Alun Jones QC, counsel for the women, had argued that Mr Howard had behaved 'irrationally' by refusing to debate their case. He also claimed that the women faced religious prejudice in Oregon, where the Rajneeshees are widely despised.
But, despite the production of highly emotive news footage broadcast in Oregon and a poll showing that 43 per cent of Oregonians consider the women guilty, the judges ruled that there was no risk of prejudice against them.
After four unsuccessful judicial reviews and three applications for writs of habeas corpus, the women decided to fight no more.
'We have a home secretary of so little integrity that we considered it a waste of time to proceed,' said Ms Croft, an accountant from Totnes, Devon.
'He has refused to listen to concerns about the case in the House of Lords and the House of Commons. I feel I have been let down by my country because we don't have a Home Secretary with the courage to break (a) 124-year tradition of extraditing everyone America asks for.'
As soon as the applications fell, Nicholas Parker, counsel for Mr Howard, said the women would be put on an aircraft at 6pm. He opposed granting bail until that time, but his opposition was rejected, allowing the women the dignity of travelling freely to Heathrow airport to present themselves to police.
Ms Croft, accompanied by her partner Malcolm Parlett, and Ms Hagan, with her daughter Katharine, 18, and son Nicholas, 23, travelled by Underground surrounded by a posse of journalists, photographers and cameramen.
''I feel absolutely devastated,' said Ms Hagan, an aromatherapist. 'I have no complaints about the legal process but I do about the way it is hamstrung by political considerations.
'The Home Secretary is supposed to be a safeguard to prevent Britons being sent somewhere where they won't get a fair trial. In this instance, I don't believe we will get a fair trial.'
Both women deny knowing about, or being part of, any conspiracy.
Andrew McCooey, Ms Croft's solicitor, was stunned by the decision to extradite them. 'You could understand it if there was a body, or if a gun was fired, or if someone was in hospital,' he said.
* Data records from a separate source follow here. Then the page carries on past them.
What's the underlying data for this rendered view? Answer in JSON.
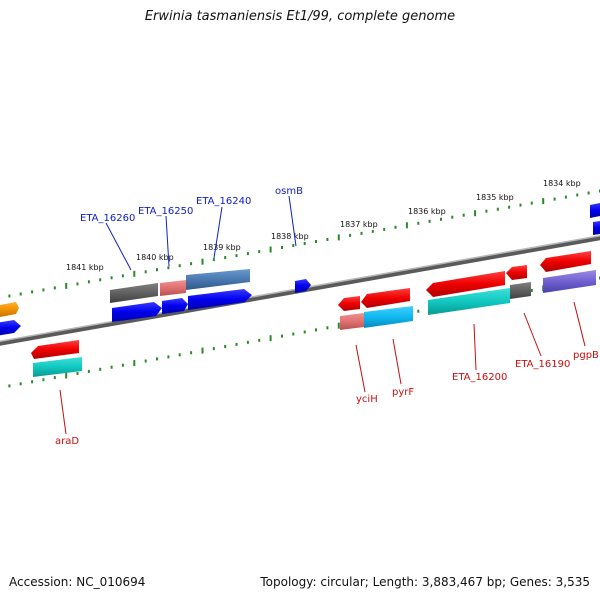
{
  "title": "Erwinia tasmaniensis Et1/99, complete genome",
  "footer": {
    "accession": "Accession: NC_010694",
    "topology": "Topology: circular; Length: 3,883,467 bp; Genes: 3,535"
  },
  "scale_labels": [
    "1841 kbp",
    "1840 kbp",
    "1839 kbp",
    "1838 kbp",
    "1837 kbp",
    "1836 kbp",
    "1835 kbp",
    "1834 kbp"
  ],
  "gene_labels_top": [
    "ETA_16260",
    "ETA_16250",
    "ETA_16240",
    "osmB"
  ],
  "gene_labels_bottom": [
    "araD",
    "yciH",
    "pyrF",
    "ETA_16200",
    "ETA_16190",
    "pgpB"
  ],
  "colors": {
    "forward_label": "#1020c8",
    "reverse_label": "#c81010",
    "tick": "#2a8a2a",
    "backbone": "#7a7a7a"
  }
}
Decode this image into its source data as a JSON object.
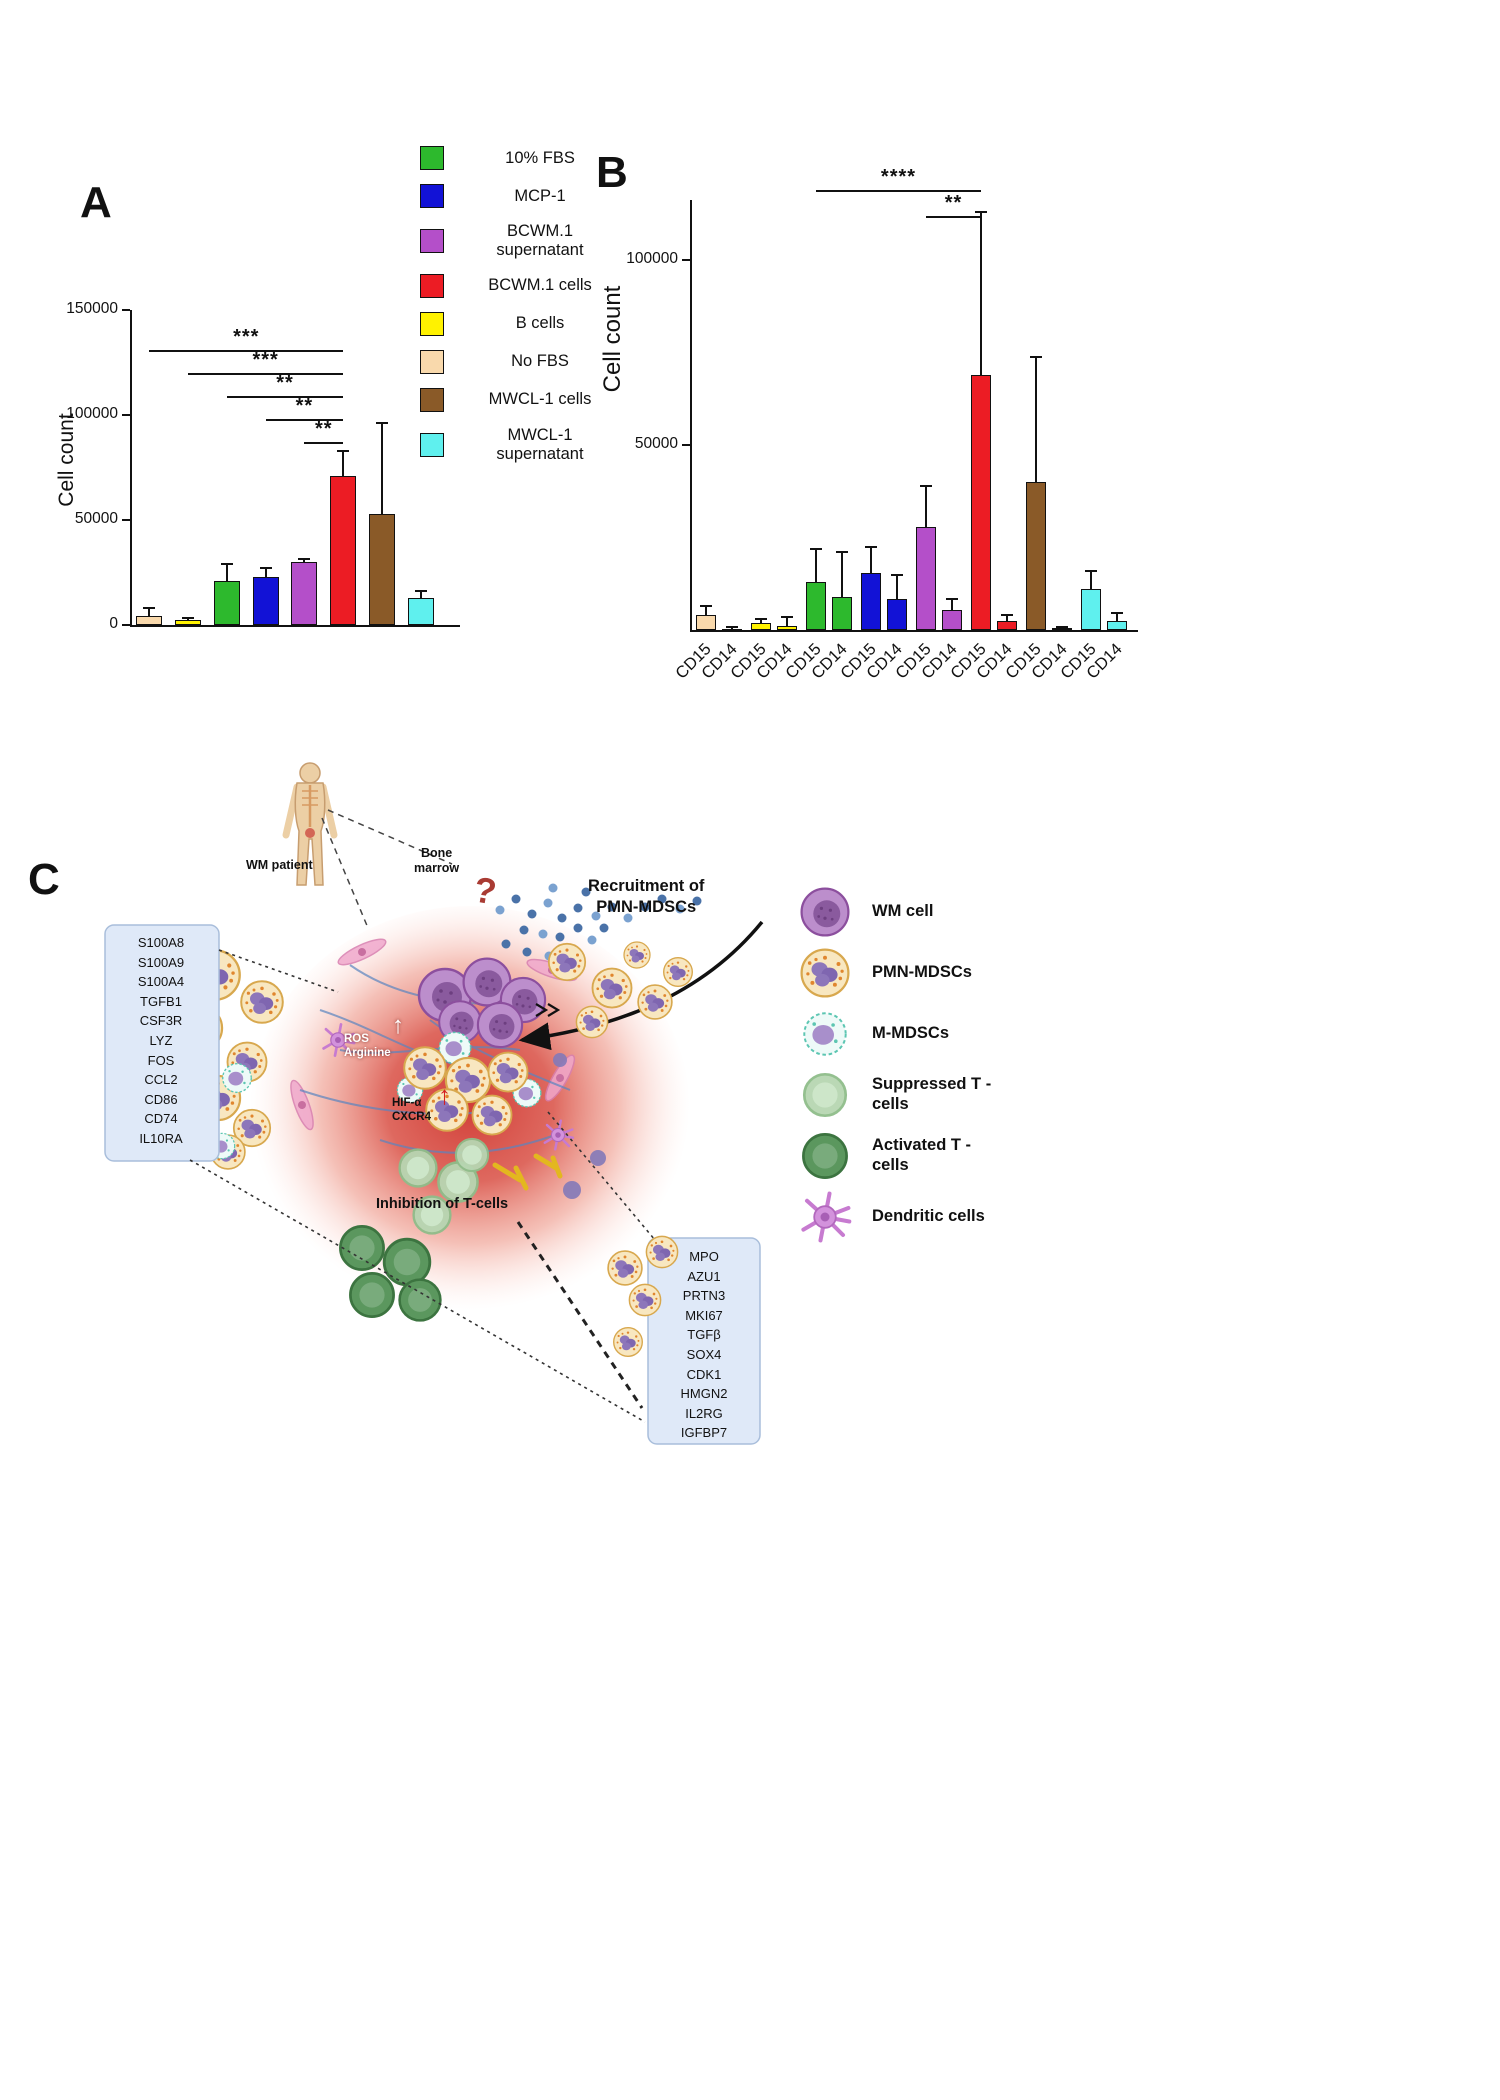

'But nothing like that happened. We're sending two innocent women into a lion's den. There is not a shred of credible evidence against them. We're just ruining two lives to keep the Yanks happy.'
Prosecutors in America have already indicated that they intend to oppose bail for the women. But Lord Scarman, formerly one of the country's most eminent judges, has written in support of the women's applications for bail as part of a growing campaign in support of the women in Parliament.
If convicted, the maximum sentence that can be imposed is life, but American lawyers are predicting the women will get 20 years.